How do post-translational modifications affect TMEM174 function?

The function of transmembrane proteins is often regulated by post-translational modifications such as phosphorylation, glycosylation, and ubiquitination. For TMEM174, examining these modifications would provide insights into how its activity is dynamically regulated. Researchers should consider:

• Identifying potential phosphorylation sites in the cytoplasmic domains of TMEM174 and determining which kinases target these sites

• Investigating whether TMEM174 undergoes ubiquitination that might regulate its degradation or trafficking

• Determining if glycosylation affects TMEM174's stability or interaction with partners like NPT2A

Methodological approaches should include mass spectrometry to identify modifications, site-directed mutagenesis to test their functional significance, and phospho-specific antibodies to monitor regulatory events in response to various stimuli. These studies would help elucidate how TMEM174's activity is fine-tuned in response to changing physiological conditions.

What is the evolutionary conservation of TMEM174 across species?

Understanding the evolutionary conservation of TMEM174 could provide valuable insights into its fundamental biological importance. Current research has primarily focused on human, mouse, and Pongo abelii TMEM174, but comprehensive phylogenetic analysis is lacking. Researchers should:

• Compare TMEM174 sequences across vertebrate species to identify conserved domains that likely serve critical functions

• Determine when TMEM174 emerged during evolution and whether it correlates with specific physiological adaptations

• Assess whether TMEM174's role in phosphate regulation is conserved across species with different physiological demands

Methodologically, this would involve bioinformatic analysis of sequence databases, expression analysis in diverse species, and functional studies in evolutionary distant model organisms. The findings could reveal whether TMEM174's role in phosphate homeostasis represents an ancient regulatory mechanism or a more recent evolutionary adaptation.

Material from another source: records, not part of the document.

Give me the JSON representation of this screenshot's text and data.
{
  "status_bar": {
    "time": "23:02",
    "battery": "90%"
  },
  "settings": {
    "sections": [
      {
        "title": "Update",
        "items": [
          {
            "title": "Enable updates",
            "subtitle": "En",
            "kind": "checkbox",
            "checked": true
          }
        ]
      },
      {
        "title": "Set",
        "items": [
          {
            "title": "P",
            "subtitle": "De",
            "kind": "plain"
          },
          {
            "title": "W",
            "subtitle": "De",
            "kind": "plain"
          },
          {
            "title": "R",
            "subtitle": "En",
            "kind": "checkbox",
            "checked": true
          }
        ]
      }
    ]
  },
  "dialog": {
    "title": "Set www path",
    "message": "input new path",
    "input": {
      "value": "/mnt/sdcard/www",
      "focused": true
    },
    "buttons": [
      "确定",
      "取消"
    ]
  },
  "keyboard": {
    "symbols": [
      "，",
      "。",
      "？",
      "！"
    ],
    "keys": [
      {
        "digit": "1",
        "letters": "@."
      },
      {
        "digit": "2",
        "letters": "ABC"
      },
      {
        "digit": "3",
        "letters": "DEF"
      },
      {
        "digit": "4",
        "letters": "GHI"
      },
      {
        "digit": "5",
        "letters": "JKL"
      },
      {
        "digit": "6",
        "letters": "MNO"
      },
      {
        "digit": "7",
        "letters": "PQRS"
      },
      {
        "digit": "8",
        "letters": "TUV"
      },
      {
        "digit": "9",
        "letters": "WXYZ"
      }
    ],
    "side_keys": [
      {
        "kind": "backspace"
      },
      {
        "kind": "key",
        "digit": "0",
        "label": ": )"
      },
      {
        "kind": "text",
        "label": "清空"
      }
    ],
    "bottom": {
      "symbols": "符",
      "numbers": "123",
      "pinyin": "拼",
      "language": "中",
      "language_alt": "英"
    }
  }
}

How does the interactome of TMEM174 change in disease states?

TMEM174 interacts with NPT2A to regulate phosphate transport, but its complete interactome, particularly under pathological conditions, remains largely unexplored. Advanced research should:

• Perform comprehensive protein-protein interaction studies using proximity labeling techniques (BioID or APEX) coupled with mass spectrometry to identify the complete TMEM174 interactome

• Compare TMEM174's interaction partners in normal versus cancerous renal tissues

• Investigate how these interactions change in response to altered phosphate levels or hormonal signals

This research would require developing tools for proximity labeling of TMEM174 in appropriate cell models, followed by proteomic analysis and validation of key interactions through orthogonal methods. Understanding the dynamic interactome would provide mechanistic insights into how TMEM174 contributes to both normal physiology and disease pathogenesis.